‘What Ideality Tool’ (The WIT) for Product Design Briefs Fusion and Confluence in Design Management
Editor: Boks, Casper; Sigurjonsson, Johannes; Steinert, Martin; Vis, Carlijn; Wulvik, Andreas
Author: Weiss, Alon; Avital, Iko; Das, A.K.; Gedalya, Mazor
Institution: Indian Institute of Technology Guwahati, Israel
Section: Design for Sustainability
This article presents the essential advantages in using an innovative design tool that enhances the values of sustainable design management, applicable for product designers and design managers, serving as a crucial compass in the ideation and formulation stage of Product Design brief.

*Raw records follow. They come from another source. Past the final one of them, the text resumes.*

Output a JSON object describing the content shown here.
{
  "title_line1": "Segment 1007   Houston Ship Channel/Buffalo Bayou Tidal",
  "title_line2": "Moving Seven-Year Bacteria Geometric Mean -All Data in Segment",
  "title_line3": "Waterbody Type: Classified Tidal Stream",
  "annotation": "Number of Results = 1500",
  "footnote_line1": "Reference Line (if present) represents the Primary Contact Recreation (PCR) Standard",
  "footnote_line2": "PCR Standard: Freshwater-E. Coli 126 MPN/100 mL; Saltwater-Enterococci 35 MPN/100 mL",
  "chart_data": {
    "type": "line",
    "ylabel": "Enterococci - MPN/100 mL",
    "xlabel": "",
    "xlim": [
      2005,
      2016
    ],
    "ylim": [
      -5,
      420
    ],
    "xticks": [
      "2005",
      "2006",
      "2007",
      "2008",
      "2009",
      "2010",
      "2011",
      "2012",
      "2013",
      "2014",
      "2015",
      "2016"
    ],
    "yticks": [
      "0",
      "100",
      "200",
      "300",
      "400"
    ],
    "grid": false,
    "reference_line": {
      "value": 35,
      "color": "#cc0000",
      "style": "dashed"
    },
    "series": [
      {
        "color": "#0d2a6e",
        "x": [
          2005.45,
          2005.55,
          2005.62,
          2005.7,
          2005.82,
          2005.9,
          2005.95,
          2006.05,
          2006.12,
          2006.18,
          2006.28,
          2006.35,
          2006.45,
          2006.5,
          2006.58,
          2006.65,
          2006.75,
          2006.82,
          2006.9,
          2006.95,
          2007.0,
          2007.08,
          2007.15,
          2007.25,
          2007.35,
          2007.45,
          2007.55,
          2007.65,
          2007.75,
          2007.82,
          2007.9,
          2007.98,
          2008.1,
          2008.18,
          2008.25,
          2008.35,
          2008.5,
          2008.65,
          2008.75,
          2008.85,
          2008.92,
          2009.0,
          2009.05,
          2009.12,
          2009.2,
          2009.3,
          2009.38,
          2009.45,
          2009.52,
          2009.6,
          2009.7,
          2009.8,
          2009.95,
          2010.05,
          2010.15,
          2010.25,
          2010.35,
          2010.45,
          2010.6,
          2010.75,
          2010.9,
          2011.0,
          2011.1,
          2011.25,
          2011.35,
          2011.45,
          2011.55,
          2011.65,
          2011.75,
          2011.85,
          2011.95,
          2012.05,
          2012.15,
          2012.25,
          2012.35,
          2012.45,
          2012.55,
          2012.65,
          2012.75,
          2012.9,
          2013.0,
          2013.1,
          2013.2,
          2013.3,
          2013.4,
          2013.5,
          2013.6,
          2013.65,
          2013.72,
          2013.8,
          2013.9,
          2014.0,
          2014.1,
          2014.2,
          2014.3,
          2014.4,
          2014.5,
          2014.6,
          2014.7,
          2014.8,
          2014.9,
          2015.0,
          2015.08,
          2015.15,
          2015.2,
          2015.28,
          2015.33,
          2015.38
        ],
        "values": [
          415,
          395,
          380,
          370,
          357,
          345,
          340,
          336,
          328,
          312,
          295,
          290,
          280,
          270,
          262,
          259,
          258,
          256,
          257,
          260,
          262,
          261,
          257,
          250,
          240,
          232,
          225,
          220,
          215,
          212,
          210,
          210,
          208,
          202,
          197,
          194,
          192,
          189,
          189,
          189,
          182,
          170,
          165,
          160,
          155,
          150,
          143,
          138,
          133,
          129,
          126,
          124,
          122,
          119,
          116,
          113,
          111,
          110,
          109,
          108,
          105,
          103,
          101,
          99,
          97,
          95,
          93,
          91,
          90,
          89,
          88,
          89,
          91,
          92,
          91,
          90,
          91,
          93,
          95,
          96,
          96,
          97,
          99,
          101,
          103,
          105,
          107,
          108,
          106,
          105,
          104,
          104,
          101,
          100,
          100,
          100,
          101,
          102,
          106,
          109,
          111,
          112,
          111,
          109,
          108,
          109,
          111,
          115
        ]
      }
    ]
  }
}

The model was developed aiming to bridge over existing gaps between sustainability and the business approach, such as developing a sustainable design within the limitations of traditional briefs, establishing a shared terminology between the management decision makers and designers, offering a solution for tackling mind blocks, fixations, and bridging over the “design paradox” process of skipping the stage of expanding the ideas (WHAT), and rushing towards a specific design solution (HOW). The solution offered is by focusing on the analysis level of the “WHAT” in order to enhance the “HOW” practical output. The model is based on TRIZ ideality concept and the Biomimicry approach, and is aimed for developing a Designer Planning Brief according to nature’s Ideal strategies, functioning as a method for expanding the Pool of ideas and developing more innovative sustainable product’s attributes. Additionally, by integrating the business world with holistic sustainability approach, it will serve as the essential core for future business vision, focusing on Design as an integrator, transformer, and an optimal business approach. The tool’s principle is to direct developers in implementing ideality and efficiency in the system, increasing functions’ quantity, and amplifying the functions’ values to create a stronger effect. This tool guides developers through the complex planning required in today’s competitive sustainable market, utilizing this model to achieve interactive strategic thinking, balancing the main planning stages in design management. This article presents the practical contribution through a two level case study evaluation process, conducted in an academic classroom experiment with Master students specializing in Product Design and Management.